As O’Donnell documented, the commission unlawfully allowed clerks to “cure” ballots, illegally permitted clerks to go home on election night and return to finish counting in the morning, and illegally told clerks they could relocate polling locations in the weeks before the election.

Furthermore, the commission failed to issue relevant laws and rules for training municipal election workers, special voting deputies, and election inspections. Worse, it failed to investigate voter rolls for the hundreds of thousands there incorrectly, including more than 45,000 first-time voters whose names didn’t match Department of Transportation records, among other issues.

As The Federalist’s Mollie Hemingway outlines in her new book “Rigged: How the Media, Big Tech, and the Democrats Seized Our Elections,” the Wisconsin Elections Commission also wrongly kept third-party candidates off the ballot, including Kanye West and the Green Party’s Howie Hawkins. Third parties can significantly affect elections in the Dairy State.

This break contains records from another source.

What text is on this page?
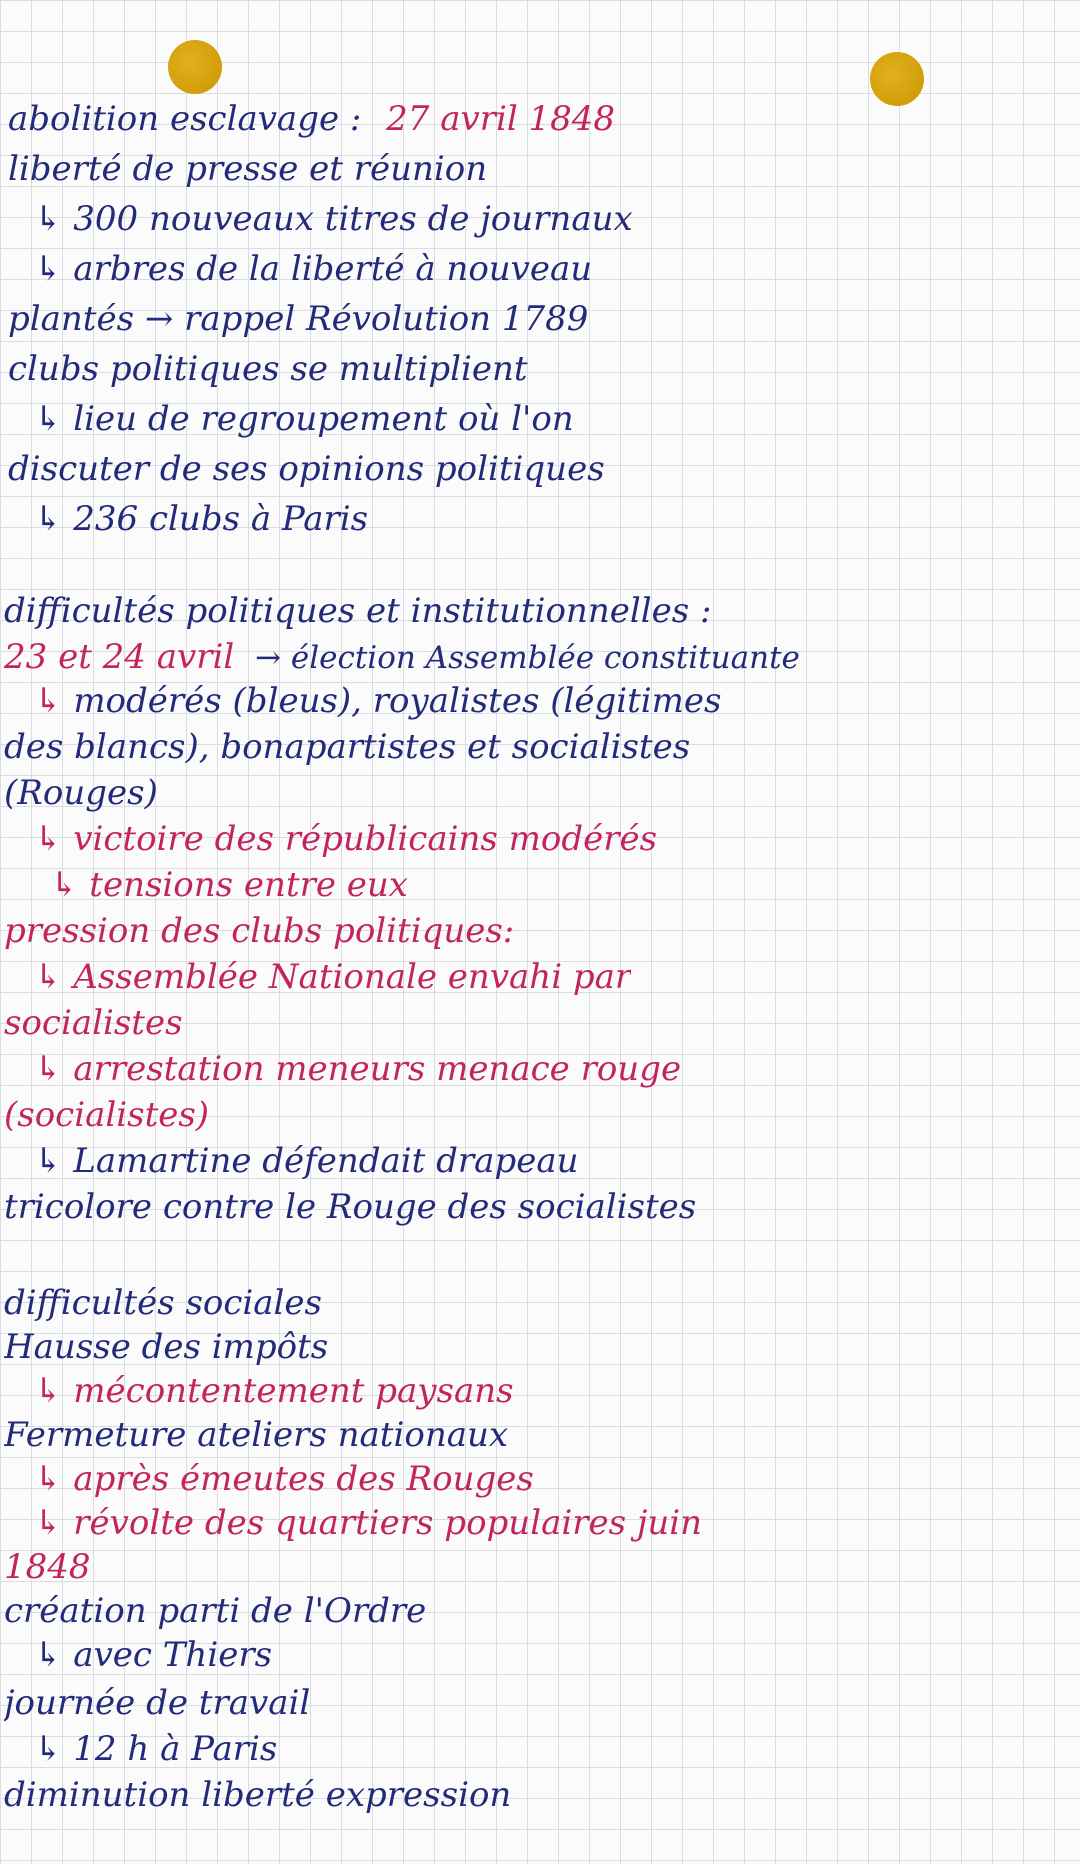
abolition esclavage : 27 avril 1848
liberté de presse et réunion
↳ 300 nouveaux titres de journaux
↳ arbres de la liberté à nouveau
plantés → rappel Révolution 1789
clubs politiques se multiplient
↳ lieu de regroupement où l'on
discuter de ses opinions politiques
↳ 236 clubs à Paris
difficultés politiques et institutionnelles :
23 et 24 avril → élection Assemblée constituante
↳ modérés (bleus), royalistes (légitimes
des blancs), bonapartistes et socialistes
(Rouges)
↳ victoire des républicains modérés
↳ tensions entre eux
pression des clubs politiques:
↳ Assemblée Nationale envahi par
socialistes
↳ arrestation meneurs menace rouge
(socialistes)
↳ Lamartine défendait drapeau
tricolore contre le Rouge des socialistes
difficultés sociales
Hausse des impôts
↳ mécontentement paysans
Fermeture ateliers nationaux
↳ après émeutes des Rouges
↳ révolte des quartiers populaires juin
1848
création parti de l'Ordre
↳ avec Thiers
journée de travail
↳ 12 h à Paris
diminution liberté expression
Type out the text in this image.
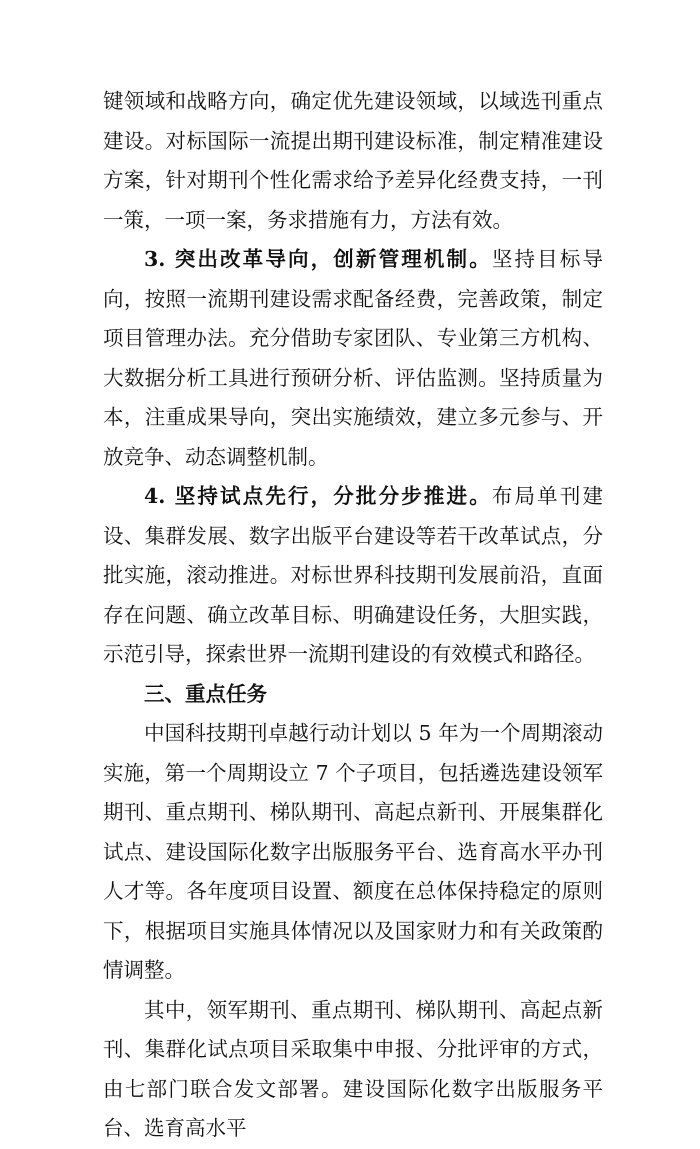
键领域和战略方向，确定优先建设领域，以域选刊重点建设。对标国际一流提出期刊建设标准，制定精准建设方案，针对期刊个性化需求给予差异化经费支持，一刊一策，一项一案，务求措施有力，方法有效。

3. 突出改革导向，创新管理机制。坚持目标导向，按照一流期刊建设需求配备经费，完善政策，制定项目管理办法。充分借助专家团队、专业第三方机构、大数据分析工具进行预研分析、评估监测。坚持质量为本，注重成果导向，突出实施绩效，建立多元参与、开放竞争、动态调整机制。

4. 坚持试点先行，分批分步推进。布局单刊建设、集群发展、数字出版平台建设等若干改革试点，分批实施，滚动推进。对标世界科技期刊发展前沿，直面存在问题、确立改革目标、明确建设任务，大胆实践，示范引导，探索世界一流期刊建设的有效模式和路径。

三、重点任务

中国科技期刊卓越行动计划以 5 年为一个周期滚动实施，第一个周期设立 7 个子项目，包括遴选建设领军期刊、重点期刊、梯队期刊、高起点新刊、开展集群化试点、建设国际化数字出版服务平台、选育高水平办刊人才等。各年度项目设置、额度在总体保持稳定的原则下，根据项目实施具体情况以及国家财力和有关政策酌情调整。

其中，领军期刊、重点期刊、梯队期刊、高起点新刊、集群化试点项目采取集中申报、分批评审的方式，由七部门联合发文部署。建设国际化数字出版服务平台、选育高水平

“Following the [Legislative Audit Bureau] report, what Sheriff Schmaling has uncovered + disclosed might only be tip of the iceberg of fraud in the 2020 election. The Legislature must be given the time, resources, and cooperation of election officials to conduct a complete investigation of allegations,” tweeted Republican Sen. Ron Johnson of Wisconsin following the Racine press conference. “Using elderly residents with cognitive decline to commit election fraud is reprehensible, and should concern every Wisconsinite and American.”

Johnson continued: “If Democrats will stoop this low to impact elections, one can only imagine what else they’re willing to do.”